In fact, in recent years, both B’Tselem and Yesh Din researchers have noted a clear drop in the number of Palestinian victims who bother to complain to the police over such incidents.

For his part, Abu Atta of the village of Awarta did file a complaint in October 2017 about the theft of his olives. The prospect that his complaint would be investigated and turned into an indictment as an example to others was ostensibly high. After all, it was no less than an Israeli officer at the Israeli District Coordination and Liaison Administration who caught the Israeli citizen stealing olives from the Palestinian grove near the entrance to the settlement of Itamar. He had photographed the thief and even took the trouble to seek out the owner of the plot, Abu Atta, and to help him file a complaint.

An investigation closed

A team from Yesh Din and lawyer Michael Sfard sought to monitor the progress of the investigation of the theft of Abu Atta's olives, but they received no information for six months. To their surprise, in August, they were informed that it had been decided to close the case without even questioning the suspect. Sfard wrote to Israeli attorney and officer Gil Deshe at the Samaria district of the Israeli police, to ask why. He also asked that a Yesh Din representative be allowed to photocopy the investigation file.

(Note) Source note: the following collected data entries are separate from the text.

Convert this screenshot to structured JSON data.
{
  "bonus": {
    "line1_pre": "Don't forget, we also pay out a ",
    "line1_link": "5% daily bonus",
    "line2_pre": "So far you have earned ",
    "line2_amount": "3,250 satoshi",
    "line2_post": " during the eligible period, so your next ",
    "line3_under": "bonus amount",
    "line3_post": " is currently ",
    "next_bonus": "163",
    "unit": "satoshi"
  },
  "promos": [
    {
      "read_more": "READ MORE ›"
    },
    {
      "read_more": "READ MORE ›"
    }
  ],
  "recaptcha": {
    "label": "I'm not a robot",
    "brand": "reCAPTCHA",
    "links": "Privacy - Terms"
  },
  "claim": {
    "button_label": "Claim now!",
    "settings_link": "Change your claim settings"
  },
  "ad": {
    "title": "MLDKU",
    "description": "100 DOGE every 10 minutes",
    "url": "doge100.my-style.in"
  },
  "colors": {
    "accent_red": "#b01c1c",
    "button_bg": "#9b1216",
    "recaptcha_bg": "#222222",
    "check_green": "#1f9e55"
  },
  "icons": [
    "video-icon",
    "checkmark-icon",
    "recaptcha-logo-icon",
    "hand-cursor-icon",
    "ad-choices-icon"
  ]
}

At the end of September, Deshe, replied that the file was closed due to lack of public interest, which is why he would not allow the file to be copied. Sfard has since filed an appeal over the closure of the case. Only following Haaretz questions 10 days ago, regarding the case, was Sfard informed that the file could in fact be copied.

“This story isn’t any different from hundreds of other cases that were closed without [questioning] suspects, without indictments and without even a real investigation,” Sfard told Haaretz. “What was new this time was that I got an official confirmation from the law enforcement system of what we’ve known for a long time: that harm inflicted on a Palestinian farmer doesn’t interest them." In comments relating to Deshe's official response, Sfard said Deshe had "so internalized the spirit of the times" that he forgot to engage in a "masquerade" and "simply told the truth: the case was closed because there’s no public interest.”

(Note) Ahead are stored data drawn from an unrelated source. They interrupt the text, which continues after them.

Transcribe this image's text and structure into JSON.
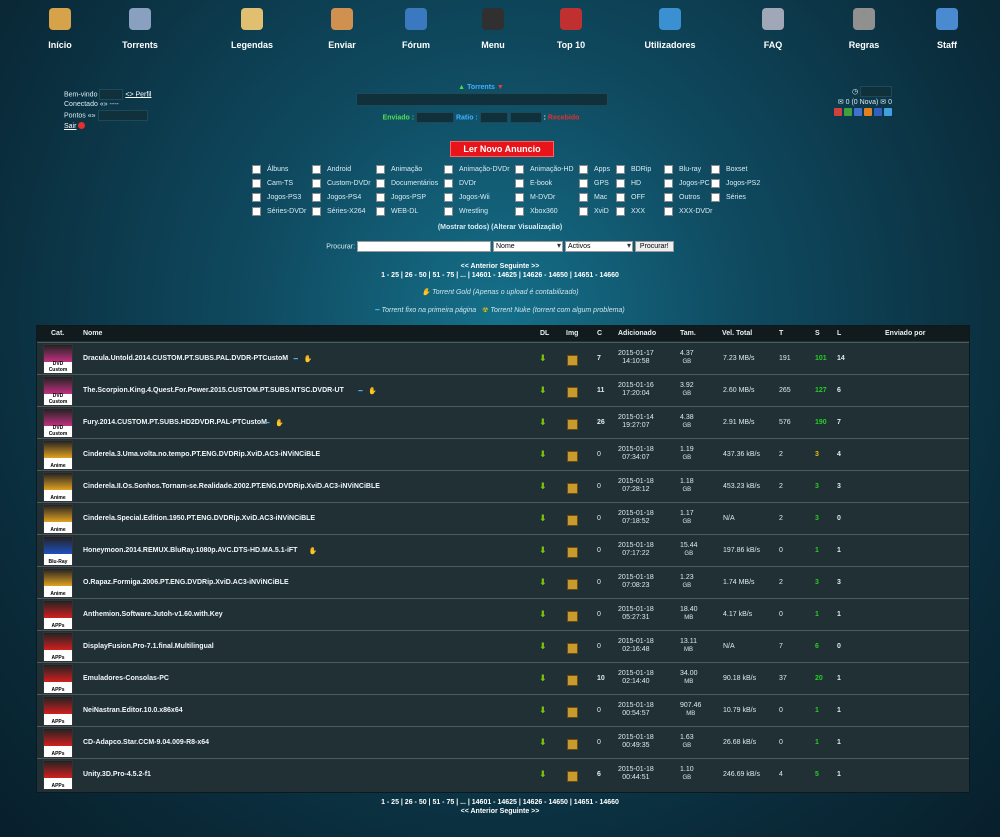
{
  "nav": [
    {
      "label": "Início",
      "icon": "home-icon",
      "color": "#d6a24a"
    },
    {
      "label": "Torrents",
      "icon": "torrents-icon",
      "color": "#8aa0c0"
    },
    {
      "label": "Legendas",
      "icon": "subtitles-icon",
      "color": "#e0c070"
    },
    {
      "label": "Enviar",
      "icon": "upload-icon",
      "color": "#d09050"
    },
    {
      "label": "Fórum",
      "icon": "forum-icon",
      "color": "#3a78c0"
    },
    {
      "label": "Menu",
      "icon": "menu-icon",
      "color": "#303030"
    },
    {
      "label": "Top 10",
      "icon": "top10-icon",
      "color": "#c03030"
    },
    {
      "label": "Utilizadores",
      "icon": "users-icon",
      "color": "#3a90d0"
    },
    {
      "label": "FAQ",
      "icon": "faq-icon",
      "color": "#a0a8b8"
    },
    {
      "label": "Regras",
      "icon": "rules-icon",
      "color": "#909090"
    },
    {
      "label": "Staff",
      "icon": "staff-icon",
      "color": "#4a8ad0"
    }
  ],
  "user": {
    "welcome": "Bem-vindo",
    "profile": "<> Perfil",
    "connected": "Conectado",
    "connected_val": "«» ----",
    "points": "Pontos",
    "points_val": "«»",
    "logout": "Sair"
  },
  "center": {
    "torrents": "Torrents",
    "sent": "Enviado :",
    "ratio": "Ratio :",
    "received": "Recebido"
  },
  "right": {
    "messages": "0 (0 Nova)",
    "other": "0"
  },
  "ad_button": "Ler Novo Anuncio",
  "categories": [
    [
      "Álbuns",
      "Android",
      "Animação",
      "Animação-DVDr",
      "Animação-HD",
      "Apps",
      "BDRip",
      "Blu-ray",
      "Boxset"
    ],
    [
      "Cam-TS",
      "Custom-DVDr",
      "Documentários",
      "DVDr",
      "E-book",
      "GPS",
      "HD",
      "Jogos-PC",
      "Jogos-PS2"
    ],
    [
      "Jogos-PS3",
      "Jogos-PS4",
      "Jogos-PSP",
      "Jogos-Wii",
      "M-DVDr",
      "Mac",
      "OFF",
      "Outros",
      "Séries"
    ],
    [
      "Séries-DVDr",
      "Séries-X264",
      "WEB-DL",
      "Wrestling",
      "Xbox360",
      "XviD",
      "XXX",
      "XXX-DVDr"
    ]
  ],
  "cat_links": "(Mostrar todos) (Alterar Visualização)",
  "search": {
    "label": "Procurar:",
    "field1": "Nome",
    "field2": "Activos",
    "button": "Procurar!"
  },
  "pager_top": {
    "nav": "<< Anterior      Seguinte >>",
    "pages": "1 - 25 | 26 - 50 | 51 - 75 | ... | 14601 - 14625 | 14626 - 14650 | 14651 - 14660"
  },
  "pager_bottom": {
    "pages": "1 - 25 | 26 - 50 | 51 - 75 | ... | 14601 - 14625 | 14626 - 14650 | 14651 - 14660",
    "nav": "<< Anterior      Seguinte >>"
  },
  "legend": {
    "gold": "Torrent Gold (Apenas o upload é contabilizado)",
    "pinned": "Torrent fixo na primeira página",
    "nuke": "Torrent Nuke (torrent com algum problema)"
  },
  "table": {
    "headers": {
      "cat": "Cat.",
      "name": "Nome",
      "dl": "DL",
      "img": "Img",
      "c": "C",
      "added": "Adicionado",
      "size": "Tam.",
      "speed": "Vel. Total",
      "t": "T",
      "s": "S",
      "l": "L",
      "by": "Enviado por"
    },
    "rows": [
      {
        "cat": "DVD Custom",
        "catcolor": "#c03080",
        "name": "Dracula.Untold.2014.CUSTOM.PT.SUBS.PAL.DVDR-PTCustoM",
        "c": "7",
        "date": "2015-01-17",
        "time": "14:10:58",
        "size": "4.37",
        "unit": "GB",
        "speed": "7.23 MB/s",
        "t": "191",
        "s": "101",
        "l": "14",
        "scolor": "green",
        "flags": "pin gold"
      },
      {
        "cat": "DVD Custom",
        "catcolor": "#c03080",
        "name": "The.Scorpion.King.4.Quest.For.Power.2015.CUSTOM.PT.SUBS.NTSC.DVDR-UT",
        "c": "11",
        "date": "2015-01-16",
        "time": "17:20:04",
        "size": "3.92",
        "unit": "GB",
        "speed": "2.60 MB/s",
        "t": "265",
        "s": "127",
        "l": "6",
        "scolor": "green",
        "flags": "pin gold"
      },
      {
        "cat": "DVD Custom",
        "catcolor": "#c03080",
        "name": "Fury.2014.CUSTOM.PT.SUBS.HD2DVDR.PAL-PTCustoM",
        "c": "26",
        "date": "2015-01-14",
        "time": "19:27:07",
        "size": "4.38",
        "unit": "GB",
        "speed": "2.91 MB/s",
        "t": "576",
        "s": "190",
        "l": "7",
        "scolor": "green",
        "flags": "pin gold"
      },
      {
        "cat": "Anime",
        "catcolor": "#e0a020",
        "name": "Cinderela.3.Uma.volta.no.tempo.PT.ENG.DVDRip.XviD.AC3-iNViNCiBLE",
        "c": "0",
        "date": "2015-01-18",
        "time": "07:34:07",
        "size": "1.19",
        "unit": "GB",
        "speed": "437.36 kB/s",
        "t": "2",
        "s": "3",
        "l": "4",
        "scolor": "yellow",
        "flags": ""
      },
      {
        "cat": "Anime",
        "catcolor": "#e0a020",
        "name": "Cinderela.II.Os.Sonhos.Tornam-se.Realidade.2002.PT.ENG.DVDRip.XviD.AC3-iNViNCiBLE",
        "c": "0",
        "date": "2015-01-18",
        "time": "07:28:12",
        "size": "1.18",
        "unit": "GB",
        "speed": "453.23 kB/s",
        "t": "2",
        "s": "3",
        "l": "3",
        "scolor": "green",
        "flags": ""
      },
      {
        "cat": "Anime",
        "catcolor": "#e0a020",
        "name": "Cinderela.Special.Edition.1950.PT.ENG.DVDRip.XviD.AC3-iNViNCiBLE",
        "c": "0",
        "date": "2015-01-18",
        "time": "07:18:52",
        "size": "1.17",
        "unit": "GB",
        "speed": "N/A",
        "t": "2",
        "s": "3",
        "l": "0",
        "scolor": "green",
        "flags": ""
      },
      {
        "cat": "Blu-Ray",
        "catcolor": "#2050c0",
        "name": "Honeymoon.2014.REMUX.BluRay.1080p.AVC.DTS-HD.MA.5.1-iFT",
        "c": "0",
        "date": "2015-01-18",
        "time": "07:17:22",
        "size": "15.44",
        "unit": "GB",
        "speed": "197.86 kB/s",
        "t": "0",
        "s": "1",
        "l": "1",
        "scolor": "green",
        "flags": "gold"
      },
      {
        "cat": "Anime",
        "catcolor": "#e0a020",
        "name": "O.Rapaz.Formiga.2006.PT.ENG.DVDRip.XviD.AC3-iNViNCiBLE",
        "c": "0",
        "date": "2015-01-18",
        "time": "07:08:23",
        "size": "1.23",
        "unit": "GB",
        "speed": "1.74 MB/s",
        "t": "2",
        "s": "3",
        "l": "3",
        "scolor": "green",
        "flags": ""
      },
      {
        "cat": "APPs",
        "catcolor": "#d02020",
        "name": "Anthemion.Software.Jutoh-v1.60.with.Key",
        "c": "0",
        "date": "2015-01-18",
        "time": "05:27:31",
        "size": "18.40",
        "unit": "MB",
        "speed": "4.17 kB/s",
        "t": "0",
        "s": "1",
        "l": "1",
        "scolor": "green",
        "flags": ""
      },
      {
        "cat": "APPs",
        "catcolor": "#d02020",
        "name": "DisplayFusion.Pro-7.1.final.Multilingual",
        "c": "0",
        "date": "2015-01-18",
        "time": "02:16:48",
        "size": "13.11",
        "unit": "MB",
        "speed": "N/A",
        "t": "7",
        "s": "6",
        "l": "0",
        "scolor": "green",
        "flags": ""
      },
      {
        "cat": "APPs",
        "catcolor": "#d02020",
        "name": "Emuladores-Consolas-PC",
        "c": "10",
        "date": "2015-01-18",
        "time": "02:14:40",
        "size": "34.00",
        "unit": "MB",
        "speed": "90.18 kB/s",
        "t": "37",
        "s": "20",
        "l": "1",
        "scolor": "green",
        "flags": ""
      },
      {
        "cat": "APPs",
        "catcolor": "#d02020",
        "name": "NeiNastran.Editor.10.0.x86x64",
        "c": "0",
        "date": "2015-01-18",
        "time": "00:54:57",
        "size": "907.46",
        "unit": "MB",
        "speed": "10.79 kB/s",
        "t": "0",
        "s": "1",
        "l": "1",
        "scolor": "green",
        "flags": ""
      },
      {
        "cat": "APPs",
        "catcolor": "#d02020",
        "name": "CD-Adapco.Star.CCM-9.04.009-R8-x64",
        "c": "0",
        "date": "2015-01-18",
        "time": "00:49:35",
        "size": "1.63",
        "unit": "GB",
        "speed": "26.68 kB/s",
        "t": "0",
        "s": "1",
        "l": "1",
        "scolor": "green",
        "flags": ""
      },
      {
        "cat": "APPs",
        "catcolor": "#d02020",
        "name": "Unity.3D.Pro-4.5.2-f1",
        "c": "6",
        "date": "2015-01-18",
        "time": "00:44:51",
        "size": "1.10",
        "unit": "GB",
        "speed": "246.69 kB/s",
        "t": "4",
        "s": "5",
        "l": "1",
        "scolor": "green",
        "flags": ""
      }
    ]
  }
}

For its part, the spokesman's office for the Israel Police in the West Bank said no request to photocopy the file had been made to the prosecutor's office. “And to the extent that the complainant wishes to do so, he needs to submit an orderly request,” but it did not provide an explanation as to why the case was closed for lack of public interest.

Following Sfard's filing of an appeal, "the prosecution is examining the investigation file and the existing evidence,” the spokesman's office said.

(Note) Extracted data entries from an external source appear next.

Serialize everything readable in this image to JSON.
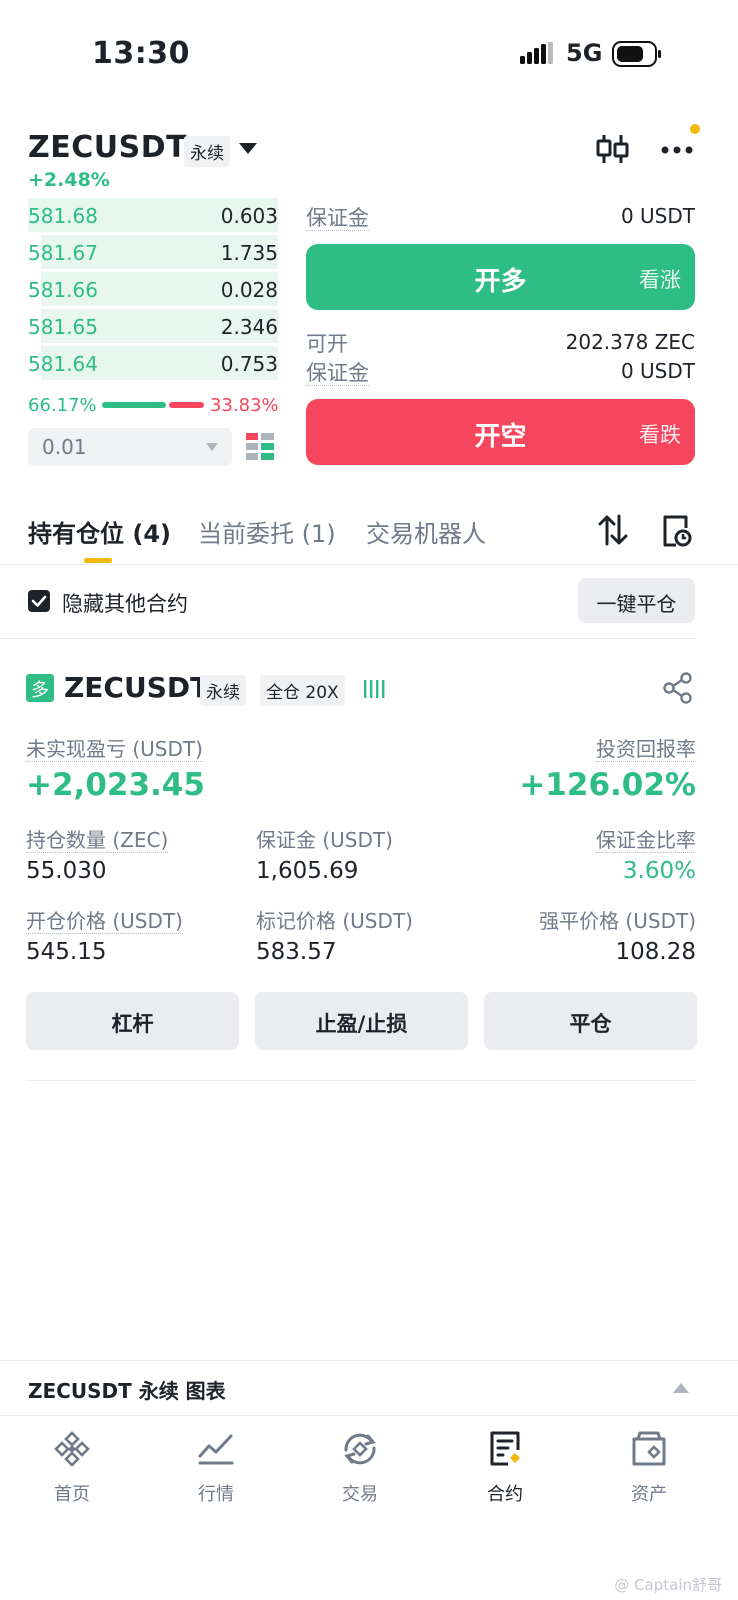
{
  "status_bar": {
    "time": "13:30",
    "network": "5G"
  },
  "header": {
    "symbol": "ZECUSDT",
    "contract_type": "永续",
    "change_percent": "+2.48%",
    "icons": [
      "candlestick-icon",
      "more-icon"
    ]
  },
  "order_book": {
    "rows": [
      {
        "price": "581.68",
        "qty": "0.603",
        "depth": 1.0
      },
      {
        "price": "581.67",
        "qty": "1.735",
        "depth": 0.95
      },
      {
        "price": "581.66",
        "qty": "0.028",
        "depth": 0.95
      },
      {
        "price": "581.65",
        "qty": "2.346",
        "depth": 0.95
      },
      {
        "price": "581.64",
        "qty": "0.753",
        "depth": 0.95
      }
    ],
    "buy_ratio": "66.17%",
    "sell_ratio": "33.83%",
    "buy_fraction": 0.6617,
    "precision": "0.01"
  },
  "trade_panel": {
    "margin_label": "保证金",
    "margin_value": "0 USDT",
    "long_button": "开多",
    "long_sub": "看涨",
    "can_open_label": "可开",
    "can_open_value": "202.378 ZEC",
    "margin_label2": "保证金",
    "margin_value2": "0 USDT",
    "short_button": "开空",
    "short_sub": "看跌"
  },
  "tabs": {
    "positions": "持有仓位 (4)",
    "orders": "当前委托 (1)",
    "bots": "交易机器人"
  },
  "filter": {
    "hide_other": "隐藏其他合约",
    "close_all": "一键平仓"
  },
  "position": {
    "side": "多",
    "symbol": "ZECUSDT",
    "type": "永续",
    "margin_mode": "全仓 20X",
    "unrealized_label": "未实现盈亏 (USDT)",
    "unrealized_value": "+2,023.45",
    "roi_label": "投资回报率",
    "roi_value": "+126.02%",
    "size_label": "持仓数量 (ZEC)",
    "size_value": "55.030",
    "margin_label": "保证金 (USDT)",
    "margin_value": "1,605.69",
    "margin_ratio_label": "保证金比率",
    "margin_ratio_value": "3.60%",
    "entry_label": "开仓价格 (USDT)",
    "entry_value": "545.15",
    "mark_label": "标记价格 (USDT)",
    "mark_value": "583.57",
    "liq_label": "强平价格 (USDT)",
    "liq_value": "108.28",
    "btn_leverage": "杠杆",
    "btn_tpsl": "止盈/止损",
    "btn_close": "平仓"
  },
  "chart_bar": {
    "label": "ZECUSDT 永续 图表"
  },
  "bottom_nav": {
    "items": [
      {
        "label": "首页",
        "icon": "home-icon"
      },
      {
        "label": "行情",
        "icon": "markets-icon"
      },
      {
        "label": "交易",
        "icon": "trade-icon"
      },
      {
        "label": "合约",
        "icon": "futures-icon"
      },
      {
        "label": "资产",
        "icon": "wallet-icon"
      }
    ]
  },
  "watermark": "@ Captain舒哥",
  "colors": {
    "green": "#2ebd85",
    "red": "#f6465d",
    "yellow": "#f0b90b",
    "text": "#1e2329"
  }
}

The spokesman's office also said that over the past month, the olive harvest has been taking place in the West Bank, and “security forces are deployed on the ground to prevent friction between the various populations, thereby enabling the Palestinians to harvest the olive trees that they own in their area."

"The Israel Police regard any act of violence or thuggery as serious, and accordingly, whenever a complaint is received by the police, it is thoroughly investigated to arrive at the truth, regardless of the origin or identity of the victim or offender, or the location of the violation. The statistics presented [showing that most of the cases were closed] are not known to the police, and the extent of their reliability is not clear," spokesman's office said.

The statement continued: “What is clear is that in recent years, the police have been working to arrest and prosecute a large number of suspects for causing damage to and stealing Palestinian property. Therefore, despite the relatively low rate of complaints over damage to agricultural property, the police usually act on their own initiative, initiating an investigation and enforcement and prevention operations, together with the Israel army and security forces. The Israel Police will continue to act decisively, openly and covertly, together with the other security forces in the area and at the points of friction to prevent such incidents, enforce the law [and] investigate and prosecute those involved.”